Ao retomar as intuições de marxistas latino-americanos como José Carlos Mariátegui, os teólogos da libertação nos ajudam também a revalorizar certas tradições comunitárias pré-capitalistas, conservadas pela cultura popular (notadamente camponesa) e a desconfiar do culto cego do "progresso" econômico, da "modernização" capitalista e do "desenvolvimento das forças produtivas" como um objetivo em si. Os cristãos revolucionários se mostraram mais sensíveis às catástrofes sociais provocadas pelo "desenvolvimento do subdesenvolvimento" sob a batuta das multinacionais do que muitos marxistas aprisionados nas malhas da lógica desenvolvimentista puramente econômica.
3) Em revolta contra o autoritarismo da Igreja, os cristãos pela libertação desconfiam do autoritarismo político nos sindicatos e partidos políticos. Seu "basismo" que toma por vezes formas ingênuas e excessivas, é uma reação compreensível face às práticas antidemocráticas, corrompidas ou manipuladoras dos aparelhos burocráticos populistas ou stalinistas. Corretamente formuladas, esta sensibilidade anti-autoritária e esta aspiração à uma democracia de base não são uma contribuição preciosa à auto-organização dos oprimidos e a uma recomposição anti-burocrática do movimento operário?

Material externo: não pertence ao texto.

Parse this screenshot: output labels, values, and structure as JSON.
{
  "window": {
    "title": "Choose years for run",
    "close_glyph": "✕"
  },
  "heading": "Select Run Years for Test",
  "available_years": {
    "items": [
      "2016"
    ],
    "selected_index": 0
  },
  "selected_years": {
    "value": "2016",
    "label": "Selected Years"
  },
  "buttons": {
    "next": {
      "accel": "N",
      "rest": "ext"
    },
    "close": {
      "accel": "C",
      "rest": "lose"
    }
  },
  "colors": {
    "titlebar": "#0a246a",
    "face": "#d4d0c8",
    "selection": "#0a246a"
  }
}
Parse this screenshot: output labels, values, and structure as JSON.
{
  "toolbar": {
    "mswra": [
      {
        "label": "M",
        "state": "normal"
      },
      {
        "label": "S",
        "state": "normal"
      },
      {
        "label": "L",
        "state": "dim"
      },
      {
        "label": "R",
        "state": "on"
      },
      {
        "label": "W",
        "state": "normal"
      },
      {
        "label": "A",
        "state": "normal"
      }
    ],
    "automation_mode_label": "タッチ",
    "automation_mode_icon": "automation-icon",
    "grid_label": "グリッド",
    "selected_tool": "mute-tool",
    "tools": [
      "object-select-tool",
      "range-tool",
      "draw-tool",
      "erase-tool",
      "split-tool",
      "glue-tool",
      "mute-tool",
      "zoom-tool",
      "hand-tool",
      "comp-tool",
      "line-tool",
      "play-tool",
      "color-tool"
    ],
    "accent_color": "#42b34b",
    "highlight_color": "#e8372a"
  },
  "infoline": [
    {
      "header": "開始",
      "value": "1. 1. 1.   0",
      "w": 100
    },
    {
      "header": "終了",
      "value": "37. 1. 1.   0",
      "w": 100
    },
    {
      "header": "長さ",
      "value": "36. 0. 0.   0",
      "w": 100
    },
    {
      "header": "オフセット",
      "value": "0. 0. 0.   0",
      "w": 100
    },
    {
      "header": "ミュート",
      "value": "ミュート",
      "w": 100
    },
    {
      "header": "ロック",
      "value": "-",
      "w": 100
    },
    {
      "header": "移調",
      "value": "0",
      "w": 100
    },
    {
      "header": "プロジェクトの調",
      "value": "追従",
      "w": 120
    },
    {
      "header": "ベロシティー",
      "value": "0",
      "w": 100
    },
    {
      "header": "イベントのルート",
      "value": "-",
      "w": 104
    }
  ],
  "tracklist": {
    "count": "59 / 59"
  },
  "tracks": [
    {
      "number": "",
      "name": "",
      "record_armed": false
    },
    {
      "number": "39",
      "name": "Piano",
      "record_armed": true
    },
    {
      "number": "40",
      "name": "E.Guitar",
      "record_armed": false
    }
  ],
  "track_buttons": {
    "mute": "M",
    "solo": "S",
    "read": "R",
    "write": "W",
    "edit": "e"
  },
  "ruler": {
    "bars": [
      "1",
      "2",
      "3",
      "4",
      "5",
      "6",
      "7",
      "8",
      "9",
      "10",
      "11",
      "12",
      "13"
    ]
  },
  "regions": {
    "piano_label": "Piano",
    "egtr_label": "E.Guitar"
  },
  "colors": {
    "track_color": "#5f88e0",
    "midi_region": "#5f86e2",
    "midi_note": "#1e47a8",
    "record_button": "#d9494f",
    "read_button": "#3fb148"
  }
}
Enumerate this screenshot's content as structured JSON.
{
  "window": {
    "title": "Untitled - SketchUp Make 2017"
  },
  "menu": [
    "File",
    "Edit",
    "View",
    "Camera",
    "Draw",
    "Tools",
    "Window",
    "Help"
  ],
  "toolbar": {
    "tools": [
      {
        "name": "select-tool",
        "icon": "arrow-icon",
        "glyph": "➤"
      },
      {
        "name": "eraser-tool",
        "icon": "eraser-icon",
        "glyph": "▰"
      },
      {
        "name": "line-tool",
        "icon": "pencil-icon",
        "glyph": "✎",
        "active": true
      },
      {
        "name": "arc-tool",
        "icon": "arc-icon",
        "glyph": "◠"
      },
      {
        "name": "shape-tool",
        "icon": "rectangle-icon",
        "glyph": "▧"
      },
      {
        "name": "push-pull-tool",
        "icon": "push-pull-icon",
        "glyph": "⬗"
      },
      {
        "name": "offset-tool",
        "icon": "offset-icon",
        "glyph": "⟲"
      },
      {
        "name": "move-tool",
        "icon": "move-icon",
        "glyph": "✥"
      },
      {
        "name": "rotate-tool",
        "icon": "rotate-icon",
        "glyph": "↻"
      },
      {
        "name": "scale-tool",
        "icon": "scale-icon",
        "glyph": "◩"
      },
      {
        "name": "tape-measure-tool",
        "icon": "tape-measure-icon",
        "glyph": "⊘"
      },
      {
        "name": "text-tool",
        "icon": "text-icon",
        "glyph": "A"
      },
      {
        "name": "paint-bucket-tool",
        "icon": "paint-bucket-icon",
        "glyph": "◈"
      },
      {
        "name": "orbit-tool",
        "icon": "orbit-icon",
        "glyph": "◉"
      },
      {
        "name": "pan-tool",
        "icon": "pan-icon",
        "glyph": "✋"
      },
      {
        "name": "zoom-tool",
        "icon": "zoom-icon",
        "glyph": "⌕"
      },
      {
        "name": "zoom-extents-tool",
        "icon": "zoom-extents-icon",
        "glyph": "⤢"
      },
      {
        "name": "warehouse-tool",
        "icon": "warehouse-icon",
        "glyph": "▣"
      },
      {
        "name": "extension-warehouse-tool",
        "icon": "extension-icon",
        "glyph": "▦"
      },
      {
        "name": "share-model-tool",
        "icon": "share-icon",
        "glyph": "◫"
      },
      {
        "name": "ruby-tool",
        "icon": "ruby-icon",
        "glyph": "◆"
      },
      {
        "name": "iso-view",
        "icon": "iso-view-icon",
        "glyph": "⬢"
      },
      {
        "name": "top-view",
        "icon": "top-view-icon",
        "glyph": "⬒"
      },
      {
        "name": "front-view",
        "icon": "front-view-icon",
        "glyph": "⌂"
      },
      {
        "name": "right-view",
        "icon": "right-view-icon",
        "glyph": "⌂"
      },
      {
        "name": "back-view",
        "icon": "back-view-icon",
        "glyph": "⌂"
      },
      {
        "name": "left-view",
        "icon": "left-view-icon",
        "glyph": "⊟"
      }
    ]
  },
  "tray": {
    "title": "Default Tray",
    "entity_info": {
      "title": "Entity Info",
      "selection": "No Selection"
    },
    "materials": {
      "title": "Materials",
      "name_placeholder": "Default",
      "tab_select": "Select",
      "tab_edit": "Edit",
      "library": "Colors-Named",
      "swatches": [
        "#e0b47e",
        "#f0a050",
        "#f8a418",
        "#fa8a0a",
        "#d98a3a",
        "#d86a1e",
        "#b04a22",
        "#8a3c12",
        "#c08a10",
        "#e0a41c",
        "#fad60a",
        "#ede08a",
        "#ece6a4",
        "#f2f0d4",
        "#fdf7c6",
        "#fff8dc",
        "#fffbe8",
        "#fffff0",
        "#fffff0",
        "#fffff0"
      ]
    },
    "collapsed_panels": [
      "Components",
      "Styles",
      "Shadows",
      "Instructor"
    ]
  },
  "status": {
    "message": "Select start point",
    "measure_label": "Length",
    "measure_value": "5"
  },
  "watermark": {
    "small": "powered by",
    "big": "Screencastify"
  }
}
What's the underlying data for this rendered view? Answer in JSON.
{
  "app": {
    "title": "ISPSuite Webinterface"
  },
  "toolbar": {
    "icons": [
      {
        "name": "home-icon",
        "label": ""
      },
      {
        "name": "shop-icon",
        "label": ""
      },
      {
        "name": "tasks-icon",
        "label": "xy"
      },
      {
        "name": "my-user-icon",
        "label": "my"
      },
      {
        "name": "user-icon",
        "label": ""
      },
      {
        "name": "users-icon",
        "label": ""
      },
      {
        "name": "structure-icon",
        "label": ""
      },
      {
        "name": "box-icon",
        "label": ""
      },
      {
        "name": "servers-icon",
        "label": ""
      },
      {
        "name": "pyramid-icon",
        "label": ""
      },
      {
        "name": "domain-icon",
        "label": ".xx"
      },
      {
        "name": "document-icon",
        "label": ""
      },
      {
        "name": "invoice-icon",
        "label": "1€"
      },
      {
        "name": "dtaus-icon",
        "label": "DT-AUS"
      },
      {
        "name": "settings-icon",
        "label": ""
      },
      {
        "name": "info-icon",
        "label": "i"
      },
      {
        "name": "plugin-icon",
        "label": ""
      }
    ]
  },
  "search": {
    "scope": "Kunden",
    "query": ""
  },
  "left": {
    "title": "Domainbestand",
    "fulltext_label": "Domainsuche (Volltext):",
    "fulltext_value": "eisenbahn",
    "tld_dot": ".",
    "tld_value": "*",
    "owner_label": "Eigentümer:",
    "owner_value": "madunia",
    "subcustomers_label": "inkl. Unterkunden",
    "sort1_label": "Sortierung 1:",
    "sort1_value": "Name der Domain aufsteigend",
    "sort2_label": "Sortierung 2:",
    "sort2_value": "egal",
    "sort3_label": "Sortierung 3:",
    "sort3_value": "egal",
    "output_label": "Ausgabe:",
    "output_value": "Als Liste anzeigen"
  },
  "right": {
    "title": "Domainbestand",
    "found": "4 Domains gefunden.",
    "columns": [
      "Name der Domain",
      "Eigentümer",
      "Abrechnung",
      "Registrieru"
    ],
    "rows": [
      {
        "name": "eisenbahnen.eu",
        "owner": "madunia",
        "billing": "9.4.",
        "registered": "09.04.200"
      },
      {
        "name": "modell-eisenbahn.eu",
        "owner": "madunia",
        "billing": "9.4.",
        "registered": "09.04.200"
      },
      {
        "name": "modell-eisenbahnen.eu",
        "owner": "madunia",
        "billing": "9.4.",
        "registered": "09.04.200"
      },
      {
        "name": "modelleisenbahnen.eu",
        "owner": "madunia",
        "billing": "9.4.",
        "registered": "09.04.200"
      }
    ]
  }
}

4) Os teólogos da libertação nos incitam a refletir sobre a dimensão moral do engajamento revolucionário, da luta contra a injustiça social, e da construção de uma nova sociedade. Os jesuítas sempre foram conhecidos, aos olhos de seus adversários, como partidários da máxima amoral "o fim justifica todos os meios". Trotsky, em "Nossa Moral e a Deles" os defende dessa acusação, e observa que uma tal doutrina, tomada no seu sentido estrito, seria "internamente contraditória e psicologicamente absurda". Em todo caso, os novos jesuítas revolucionários, como Ernesto e Fernando Cardenal, membros do governo- sandinista, têm pouco em comum com este tipo de maquiavelismo: seu engajamento político é inseparável de certos valores éticos. É, em grande medida, graças ao papel dos cristãos sandinistas que a revolução nicaragüense é a primeira revolução social autêntica, depois de 1789, que aboliu a pena de morte. Um exemplo a ser seguido.
5) Finalmente, a teologia da libertação obriga os marxistas a re-examinar certos aspectos de sua doutrina tradicional sobre a religião: se esta jogou e joga ainda na maior parte dos casos um papel de "ópio do povo", não poderia também agir algumas vezes como estimulante do povo, como um apelo que desperta os oprimidos de seu torpor, de sua passividade, de seu fatalismo, e lhes faz tomar consciência de seus direitos, de sua força, de seu futuro?
Quais são então as críticas que se pode dirigir aos teólogos da libertação? As discussões mais urgentes com os cristãos pela libertação não são os debates sobre o materialismo, sobre a alienação religiosa ou sobre a história da Igreja (e ainda menos sobre a existência de Deus), mas sobre questões eminentemente práticas e atuais: por exemplo, qual estratégia revolucionária, qual partido de vanguarda, qual socialismo; ou então, divórcio, aborto, contracepção, o direito das mulheres à dispor de seu corpo. Trata-se na realidade de debates que se referem ao conjunto do movimento operário latino-americano, que está longe de ter uma orientação coerente sobre estes problemas.
É difícil prever qual será a saída do conflito entre Vaticano e a teologia da libertação, entre a Igreja conservadora e a Igreja dos pobres. Em todo caso, uma conclusão se impõe como verdadeira: a revolução na América Latina se fará com os cristãos ou não se fará.